Zumal Zschäpe bei ihrer Aussage im Dezember zugegeben hatte, grundsätzlich in die Überfälle eingeweiht gewesen zu sein: „Ich war damit einverstanden, weil auch ich keine Möglichkeit sah, legal und ohne Gefahr der Verhaftung an Geld zu kommen“, so verlas ihr Anwalt Mathias Grasel die Einlassung. Auch wenn die Angeklagte behauptet, sich nie an der Planung der Raube beteiligt zu haben, hat sie sich diese bereits zu eigen gemacht. Möglicherweise, ohne die Folgen abgeschätzt zu haben. Auf versuchten Mord steht lebenslange Haft.
Böhnhardt flieht auf einem Fahrrad, wegen der verriegelten Tresortür jedoch ohne Geld. Zurück bleiben schwer geschädigte Angestellte der Sparkasse. Nico R. liegt zwei Wochen im Krankenhaus, ihm muss die Milz entfernt werden, er kann sich aus dem Liegen nicht mehr ohne Arme aufrichten.

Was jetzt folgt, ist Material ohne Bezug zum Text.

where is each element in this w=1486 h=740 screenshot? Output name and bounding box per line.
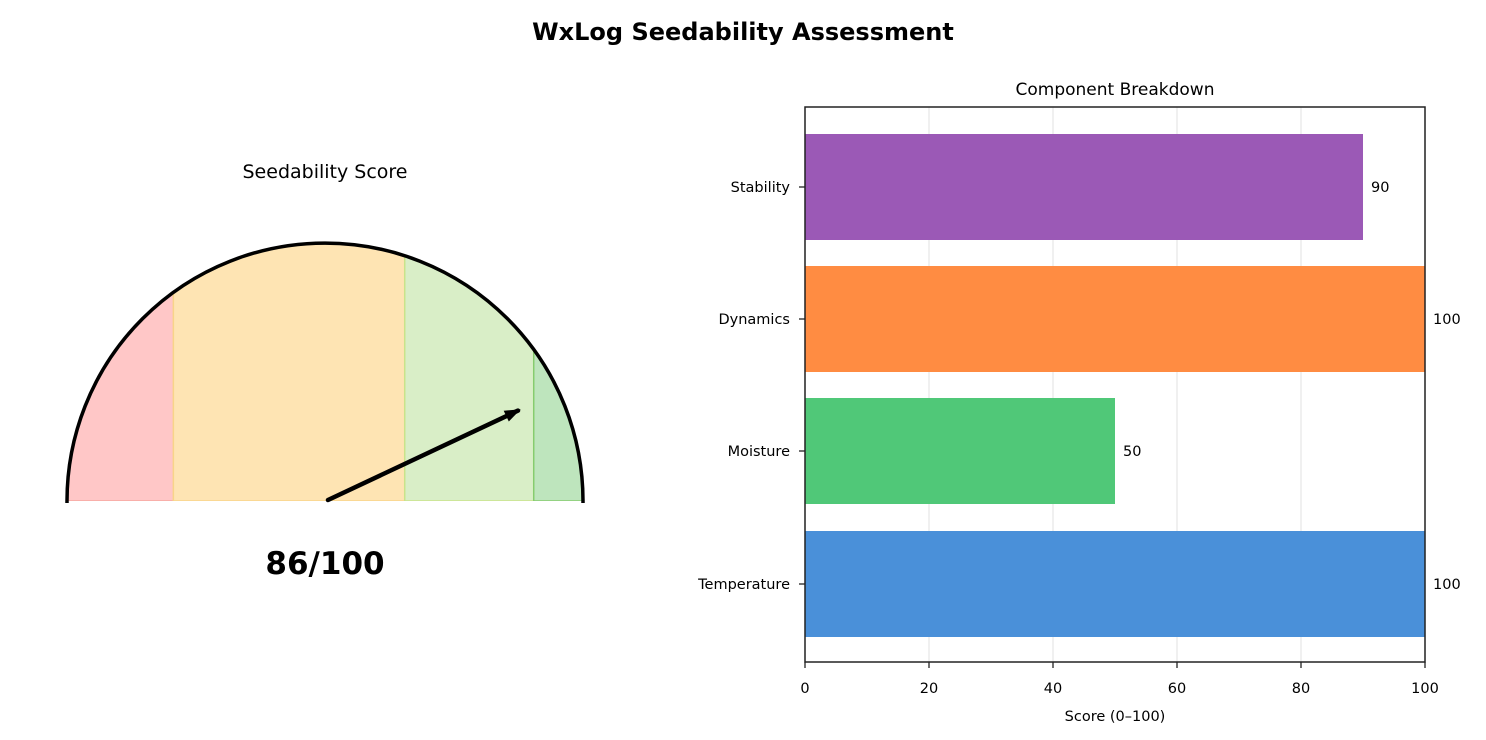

Noch drastischer sind die seelischen Folgen. Ein halbes Jahr lang versucht er, wieder in der Sparkasse anzufangen, doch irgendwann geht es nicht mehr. Ein Jahr lang ist er krankgeschrieben, dann macht er eine Umschulung zum Tischler. Weil er durch eine Operationsnarbe nicht mehr schwer heben kann, folgt die nächste Eingliederungsmaßnahme. Heute macht er einen Bürojob. „Ich kann damit umgehen. Ich versuche, das einfach zu verdrängen“, sagt er.
Für Frau R. war es „eine ganz schwere Zeit“. Den Kollegen habe es geholfen, sich in der Küche zusammenzusetzen und über die Tat zu reden. Im Dienst habe sie sich beherrschen müssen. Wenn sie im Fernsehen jemanden mit einer Maske sieht, schaltet sie ab. „Ich hätte nicht gedacht, dass mich das noch mal so stark beeinflusst“, sagt sie.